AFP reports that “chants were heard in Cairo and Alexandria comparing Chief Marshal Hussein Tantawi, the current head of the Supreme Council of the Armed Forces (SCAF), to ousted President Hosni Mubarak.”
In addition to the Muslim Brotherhood, the majority political parties are participating in criticism of the SCAF. These include the April 6 Youth Movement, Salafi parties and many liberal and pro-democratic groups.
Marches have also been held from Tahrir to the Maspero (government) television station demanding investigations into the killing over more than 25 Coptic demonstrators last month. Coptic Christians, who comprise about ten per cent of Egypt’s 80 million people, have long complained of being discriminated against by Egypt’s Sunni government and majority Sunni population.
Another contentious issue in this pre-election period is whether former members of Mubarak’s NDP party would be eligible to run for seats in Parliament. Last week, Egypt’s Administrative court issued a verdict affirming their right to run.
Despite being widely blamed for corruption during the years of Mubarak’s rule, NDP members are still considered popular in some parts of Egypt and are considered difficult competitors.
AFP reports that the SCAF did not want suffer the consequences of excluding hundreds of thousands of Mubarak’s ruling party members or stand against the thousands of Ex-NDP members intending to run.

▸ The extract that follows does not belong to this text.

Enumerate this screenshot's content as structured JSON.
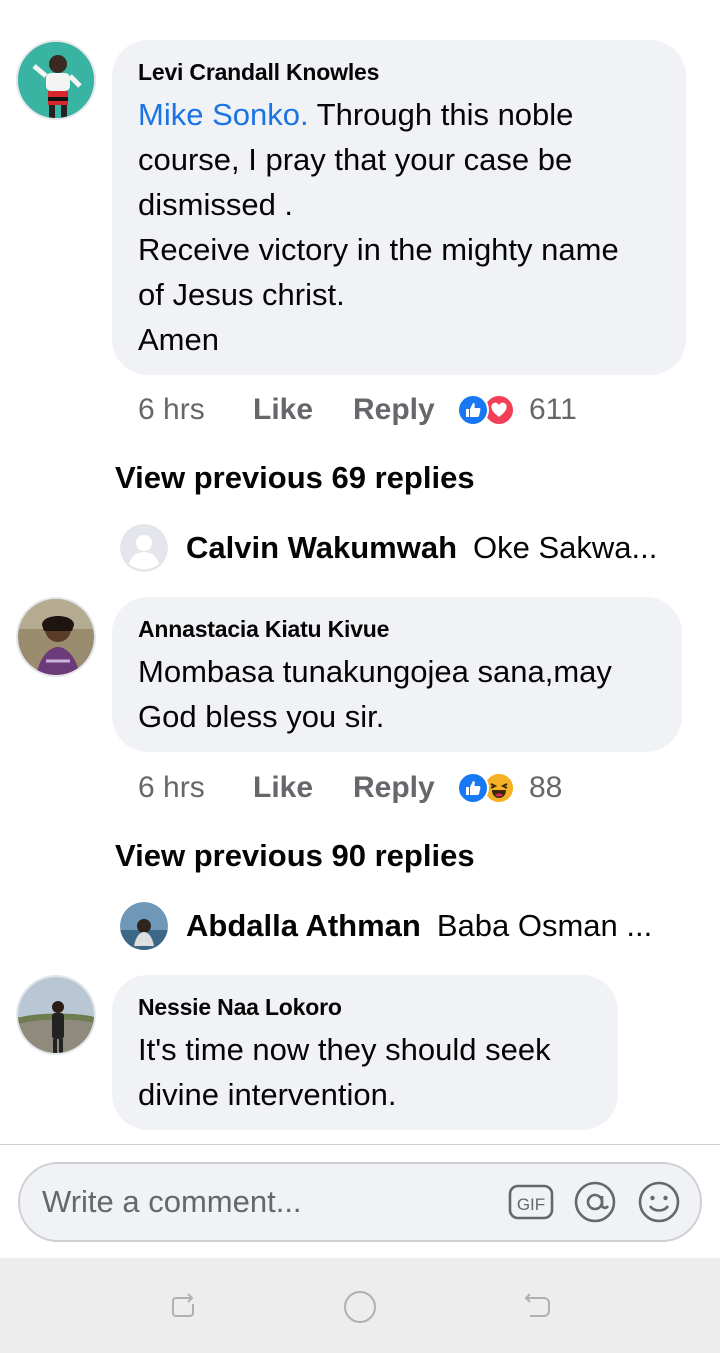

SCAF’s view is that it is now up to voters to determine if there is a place for the NDP in the next Parliament.
Egypt’s SCAF remains largely a mystery. It is totally opaque, as is its handpicked civilian “government.” All of its members were colleagues of Mubarak’s; some were proteges. These generals have become wealthy through property and other deals allegedly facilitated by the Mubarak regime.
Some see the SCAF scurrying to free itself of its governing job as soon as possible. It has no experience in governance. None of its generals have ever lived in a democratic society. Others see it as wanting to hang on to power even after the elections. Some believe SCAF sees itself as the only actor left capable of bringing peace and stability.

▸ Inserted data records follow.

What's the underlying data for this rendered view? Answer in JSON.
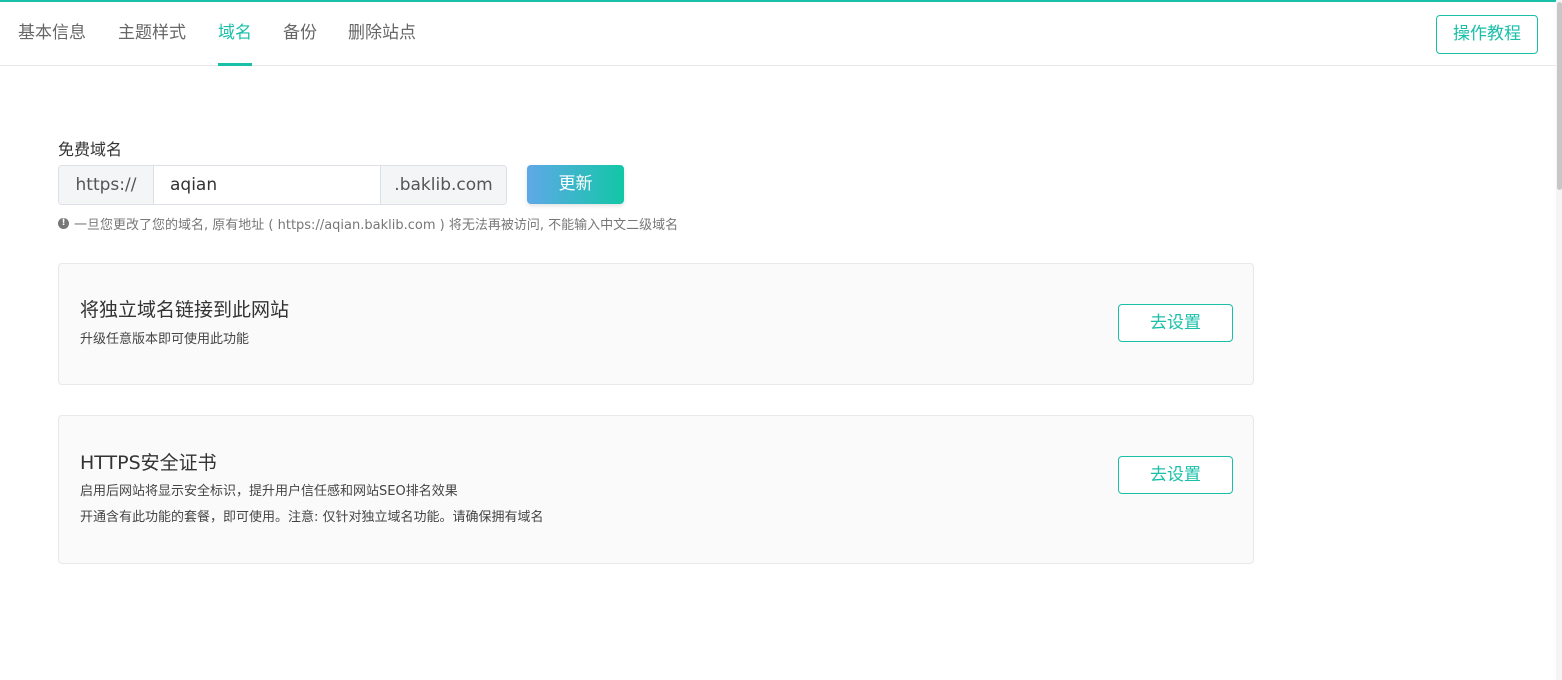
{
  "nav": {
    "tabs": [
      {
        "label": "基本信息",
        "active": false
      },
      {
        "label": "主题样式",
        "active": false
      },
      {
        "label": "域名",
        "active": true
      },
      {
        "label": "备份",
        "active": false
      },
      {
        "label": "删除站点",
        "active": false
      }
    ],
    "tutorial_label": "操作教程"
  },
  "free_domain": {
    "label": "免费域名",
    "prefix": "https://",
    "value": "aqian",
    "suffix": ".baklib.com",
    "update_label": "更新",
    "hint": "一旦您更改了您的域名, 原有地址 ( https://aqian.baklib.com ) 将无法再被访问, 不能输入中文二级域名",
    "hint_icon": "exclamation-circle-icon"
  },
  "custom_domain_card": {
    "title": "将独立域名链接到此网站",
    "desc": "升级任意版本即可使用此功能",
    "button": "去设置"
  },
  "https_card": {
    "title": "HTTPS安全证书",
    "desc1": "启用后网站将显示安全标识，提升用户信任感和网站SEO排名效果",
    "desc2": "开通含有此功能的套餐，即可使用。注意: 仅针对独立域名功能。请确保拥有域名",
    "button": "去设置"
  },
  "colors": {
    "accent": "#19bfa8",
    "gradient_start": "#5fa8e8",
    "gradient_end": "#12c7a6"
  }
}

This perception is found throughout the developing world and is frequently true. Others contend that SCAF and its members have too much dirty laundry that would be hung out in public if real democracy ever came to Egypt. In a real democracy, the people would be free to criticize the armed forces and to question its budget in public.
The Egyptian military needs to be no more, no less, accountable than every other public asset. And its needs to be accountable to civilians, a concept understood by the country’s generals but never experienced in real life.

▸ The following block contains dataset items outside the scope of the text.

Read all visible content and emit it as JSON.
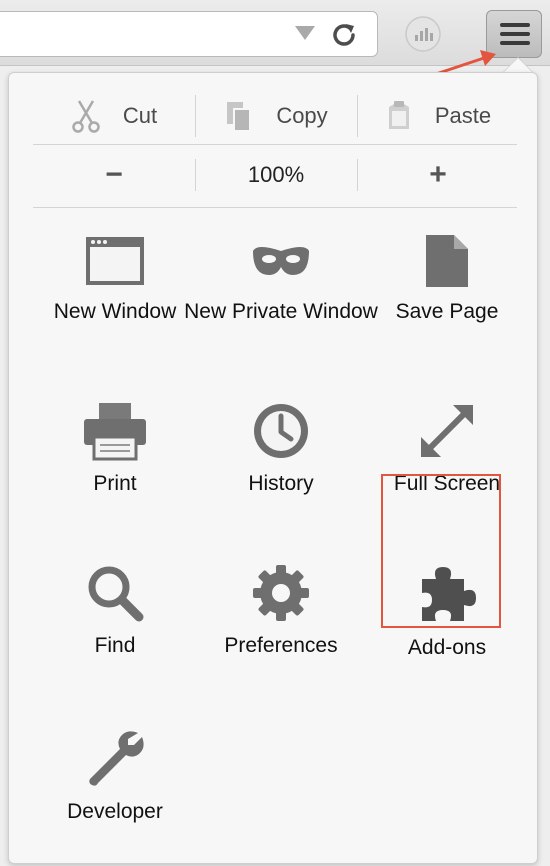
{
  "edit": {
    "cut": "Cut",
    "copy": "Copy",
    "paste": "Paste"
  },
  "zoom": {
    "minus": "−",
    "level": "100%",
    "plus": "+"
  },
  "items": [
    {
      "label": "New Window",
      "icon": "new-window-icon"
    },
    {
      "label": "New Private Window",
      "icon": "private-mask-icon"
    },
    {
      "label": "Save Page",
      "icon": "document-icon"
    },
    {
      "label": "Print",
      "icon": "printer-icon"
    },
    {
      "label": "History",
      "icon": "clock-icon"
    },
    {
      "label": "Full Screen",
      "icon": "fullscreen-arrows-icon"
    },
    {
      "label": "Find",
      "icon": "magnifier-icon"
    },
    {
      "label": "Preferences",
      "icon": "gear-icon"
    },
    {
      "label": "Add-ons",
      "icon": "puzzle-piece-icon"
    },
    {
      "label": "Developer",
      "icon": "wrench-icon"
    }
  ],
  "colors": {
    "highlight": "#e2553f",
    "icon": "#6f6f6f"
  }
}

Accountability is among the lessons learned from Egypt’s continuing contact with the US military, which has been responsible for facilitating more than a billion dollars in military procurements annually. With that aid come other plums, such as visits to the US and accompanying senior US military officers as observers on field trips and war games.
But how well SCAF has learned the US lessons remains unclear. Everyday Egyptians aren’t much help here; they obviously can’t demand what they’ve never known. To get the generals to accept civilian rule and civilian rules will depend on those who were victorious in Tahrir Square rising to warn the country of the danger of continuing military rule or excessive military influence in the elected governments of the future.
That will be Arab Spring 2 point 0.
William Fisher has managed economic development programs for the U.S. State Department and the U.S. Agency for International Development in the Middle East, North Africa, Latin America, Asia and elsewhere for the past 25 years. He has supervised major multi-year projects for AID in Egypt, where he lived and worked for three years. He returned later with his team to design Egypt’s agricultural strategy. Fisher served in the international affairs area in the administration of President John F. Kennedy. He began his working life as a reporter and bureau chief for the Daytona Beach News-Journal and the Associated Press in Florida. He now reports on a wide-range of issues for a number of online journals.